Jacques Toubon : Ce n’est donc pas la fin mais le début de l’Histoire, une histoire qui s’ouvre sur un avenir incertain. En Europe et en France, on a cru que la Chine était entrée après 1989 dans une nouvelle ère de réforme et d’ouverture qui devait conduire à son alignement, dans un futur proche, sur des valeurs « européennes » (au niveau social, politique, culturel). On était dans l’illusion que la croissance économique serait nécessairement vectrice de libéralisation. Ce qu’on n’a pas vu, c’est qu’au contraire, le développement économique servait à fabriquer un système de valeurs, non seulement différent mais concurrent : les autoproclamées « valeurs asiatiques ». Ce qui me parait le plus fascinant, c’est ce retour, que ce soit en Russie ou en Chine, à la notion de « civilisation ». Outre l’eurasisme autour de la Russie et la refondation de la sinité avec le retour à Confucius en Chine, deux exemples : d’une part, le cas de la Hongrie, avec la volonté de revenir à la domination des Magyars ; de l’autre, on en parlera lors des élections à venir en Espagne, le parti Vox qui entend faire revenir l’Espagne aux temps d’Isabelle la Catholique, à la Reconquista et à l’expulsion des musulmans. Tout un travail est à faire pour montrer que les droits humains fondamentaux ne sont pas occidentaux mais universels et qu’ils peuvent être opérationnels et efficaces hors de ce que le reste du monde appelle « l’Occident ».
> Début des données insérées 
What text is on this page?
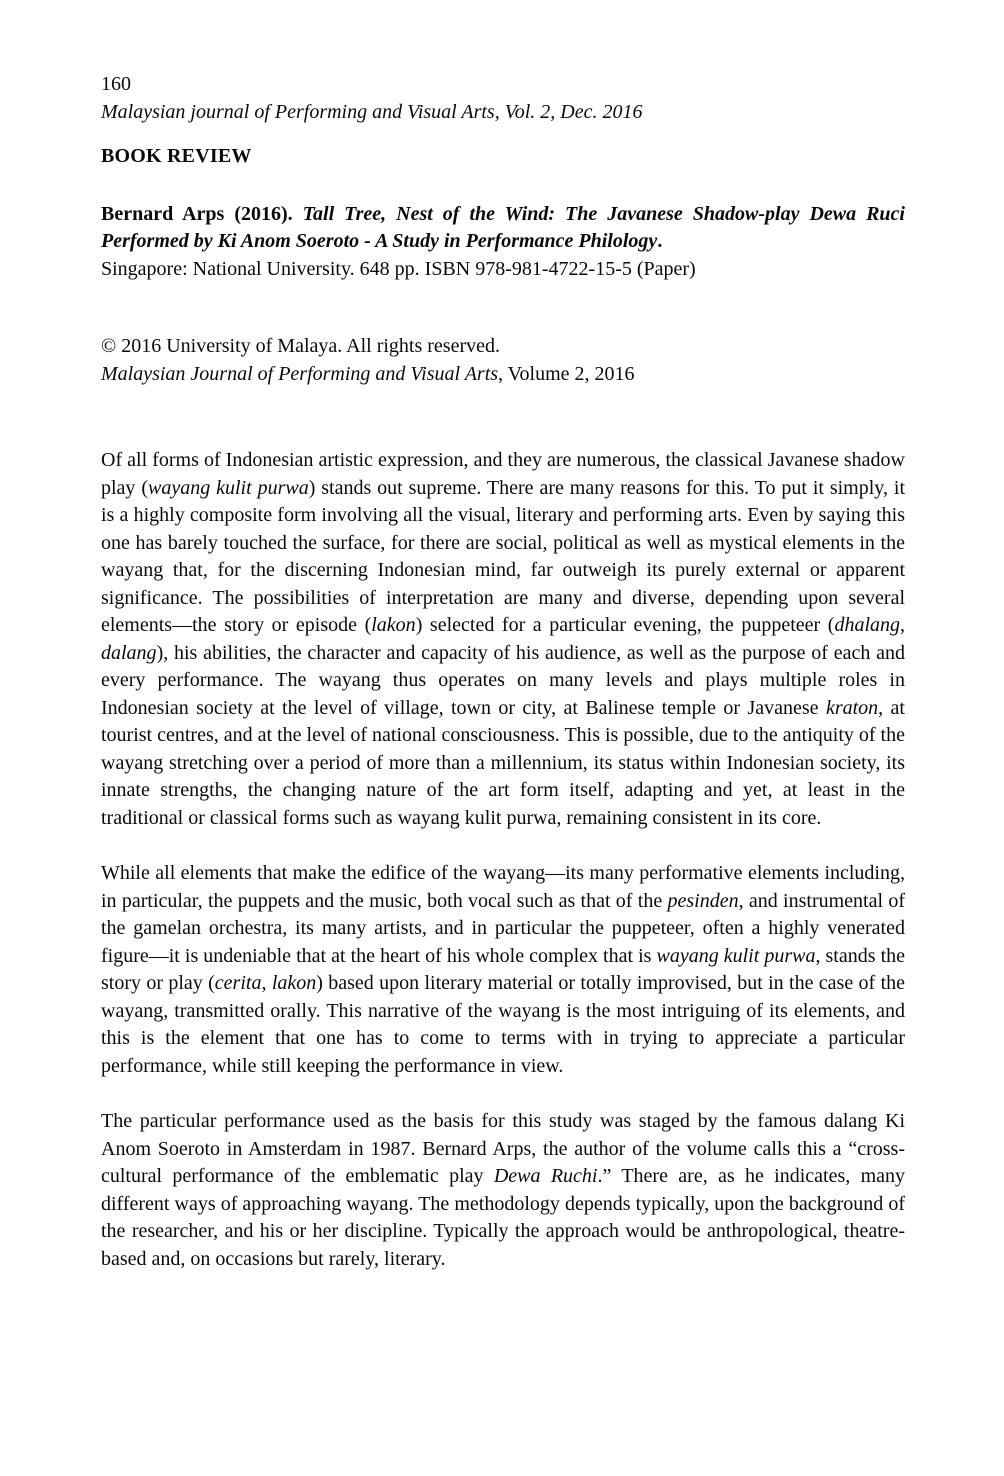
160
Malaysian journal of Performing and Visual Arts, Vol. 2, Dec. 2016
BOOK REVIEW

Bernard Arps (2016). Tall Tree, Nest of the Wind: The Javanese Shadow-play Dewa Ruci Performed by Ki Anom Soeroto - A Study in Performance Philology.

Singapore: National University. 648 pp. ISBN 978-981-4722-15-5 (Paper)

© 2016 University of Malaya. All rights reserved.

Malaysian Journal of Performing and Visual Arts, Volume 2, 2016

Of all forms of Indonesian artistic expression, and they are numerous, the classical Javanese shadow play (wayang kulit purwa) stands out supreme. There are many reasons for this. To put it simply, it is a highly composite form involving all the visual, literary and performing arts. Even by saying this one has barely touched the surface, for there are social, political as well as mystical elements in the wayang that, for the discerning Indonesian mind, far outweigh its purely external or apparent significance. The possibilities of interpretation are many and diverse, depending upon several elements—the story or episode (lakon) selected for a particular evening, the puppeteer (dhalang, dalang), his abilities, the character and capacity of his audience, as well as the purpose of each and every performance. The wayang thus operates on many levels and plays multiple roles in Indonesian society at the level of village, town or city, at Balinese temple or Javanese kraton, at tourist centres, and at the level of national consciousness. This is possible, due to the antiquity of the wayang stretching over a period of more than a millennium, its status within Indonesian society, its innate strengths, the changing nature of the art form itself, adapting and yet, at least in the traditional or classical forms such as wayang kulit purwa, remaining consistent in its core.

While all elements that make the edifice of the wayang—its many performative elements including, in particular, the puppets and the music, both vocal such as that of the pesinden, and instrumental of the gamelan orchestra, its many artists, and in particular the puppeteer, often a highly venerated figure—it is undeniable that at the heart of his whole complex that is wayang kulit purwa, stands the story or play (cerita, lakon) based upon literary material or totally improvised, but in the case of the wayang, transmitted orally. This narrative of the wayang is the most intriguing of its elements, and this is the element that one has to come to terms with in trying to appreciate a particular performance, while still keeping the performance in view.

The particular performance used as the basis for this study was staged by the famous dalang Ki Anom Soeroto in Amsterdam in 1987. Bernard Arps, the author of the volume calls this a “cross-cultural performance of the emblematic play Dewa Ruchi.” There are, as he indicates, many different ways of approaching wayang. The methodology depends typically, upon the background of the researcher, and his or her discipline. Typically the approach would be anthropological, theatre-based and, on occasions but rarely, literary.
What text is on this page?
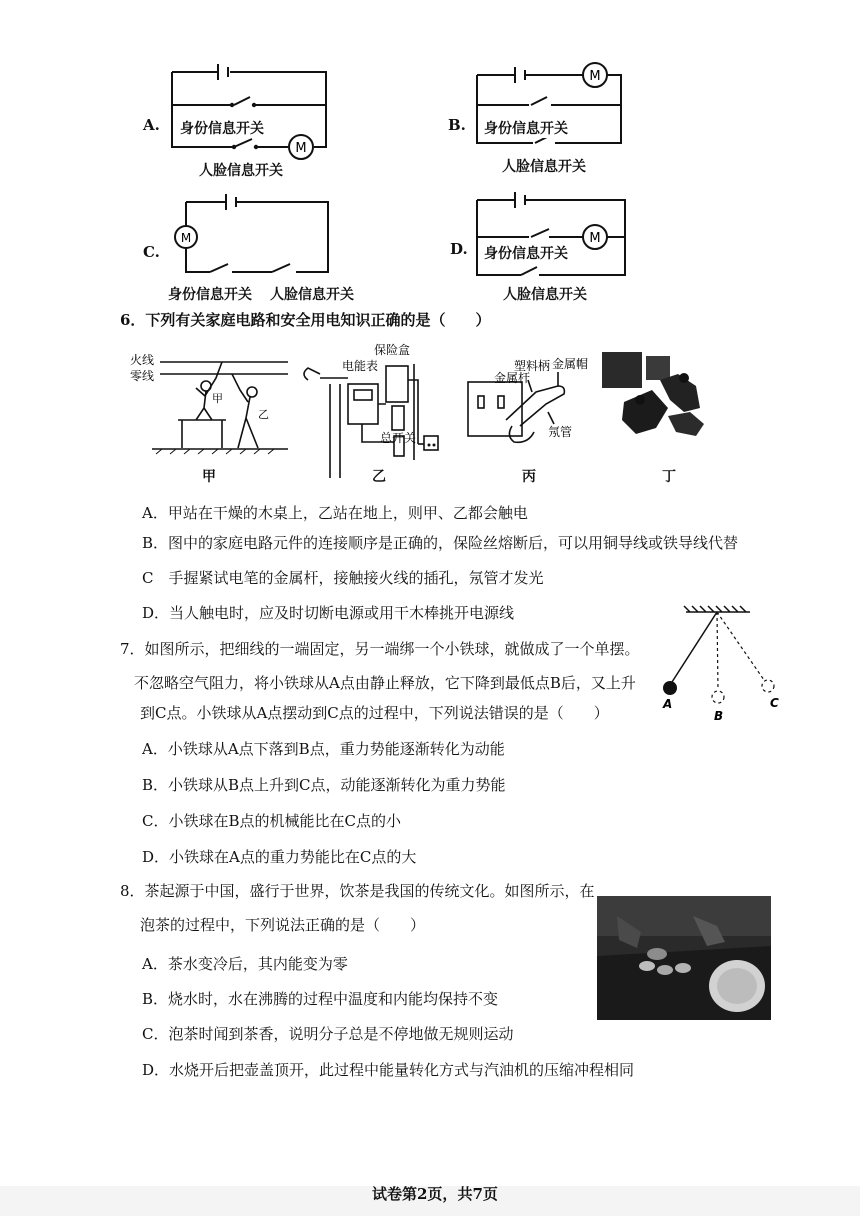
A.
M
身份信息开关
人脸信息开关
B.
M
身份信息开关
人脸信息开关
C.
M
身份信息开关 人脸信息开关
D.
M
身份信息开关
人脸信息开关
6．下列有关家庭电路和安全用电知识正确的是（　　）
火线
零线
甲
乙
保险盒
电能表
总开关
塑料柄 金属帽
金属杆
氖管
甲	乙	丙	丁
A．甲站在干燥的木桌上，乙站在地上，则甲、乙都会触电
B．图中的家庭电路元件的连接顺序是正确的，保险丝熔断后，可以用铜导线或铁导线代替
C　手握紧试电笔的金属杆，接触接火线的插孔，氖管才发光
D．当人触电时，应及时切断电源或用干木棒挑开电源线
7．如图所示，把细线的一端固定，另一端绑一个小铁球，就做成了一个单摆。
不忽略空气阻力，将小铁球从A点由静止释放，它下降到最低点B后，又上升
到C点。小铁球从A点摆动到C点的过程中，下列说法错误的是（　　）	A
B
C
A．小铁球从A点下落到B点，重力势能逐渐转化为动能
B．小铁球从B点上升到C点，动能逐渐转化为重力势能
C．小铁球在B点的机械能比在C点的小
D．小铁球在A点的重力势能比在C点的大
8．茶起源于中国，盛行于世界，饮茶是我国的传统文化。如图所示，在
泡茶的过程中，下列说法正确的是（　　）
A．茶水变冷后，其内能变为零
B．烧水时，水在沸腾的过程中温度和内能均保持不变
C．泡茶时闻到茶香，说明分子总是不停地做无规则运动
D．水烧开后把壶盖顶开，此过程中能量转化方式与汽油机的压缩冲程相同
试卷第2页，共7页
Jean-Yves Heurtebise : Ce retour au thème de la civilisation en Russie et en Chine se fait dans le contexte d’une déliquescence du marxisme en tant qu’idéologie, dans le contexte d’une ouverture au capitalisme dont le contrôle par l’Etat n’altère pas l’essence productiviste et inégalitaire. Le « civilisationnisme » permet de donner un vernis traditionnaliste et localiste à l’inclusion du pays dans des chaînes de valeurs transnationales dont il dépend pour sa survie. Plus encore, ce culturalisme civilisationnel marque le retour à l’Empire comme figure centrale de l’imaginaire politique. Logique puisque, pour contourner le modèle démocratique, on a besoin de revenir au processus impérial de la consolidation dynastique. Inquiétant aussi puisque l’Empire, à la différence de la Nation, se définit par l’absence de frontières déterminées : sa survie dépend de son extension continue. Intéressant et paradoxal est le fait qu’alors que les dirigeants chinois modernes au début du vingtième siècle avaient fait de l’Empire Qing des manchous le symbole de la corruption, de la déchéance et de la défaite, la Chine contemporaine semble penser que les conquêtes coloniales des Qing, au Xinjiang (au prix du génocide des dzoungars, 80% de la population tuée entre 1755 et 1757), au Tibet et à Taiwan, constituent les frontières naturelles du pays. L’incorporation de Formose, par la force si nécessaire, est vue ainsi comme le signe d’une « réjuvénation » accomplie. Ce que ce retour à l’Empire, à la « civilisation » symbolise aussi, c’est la volonté d’éviter toute forme de « décolonisation » des territoires annexés par l’Empire (Qing ou tsariste) en s’appuyant sur le récit selon lequel le colonialisme serait une spécificité occidentale.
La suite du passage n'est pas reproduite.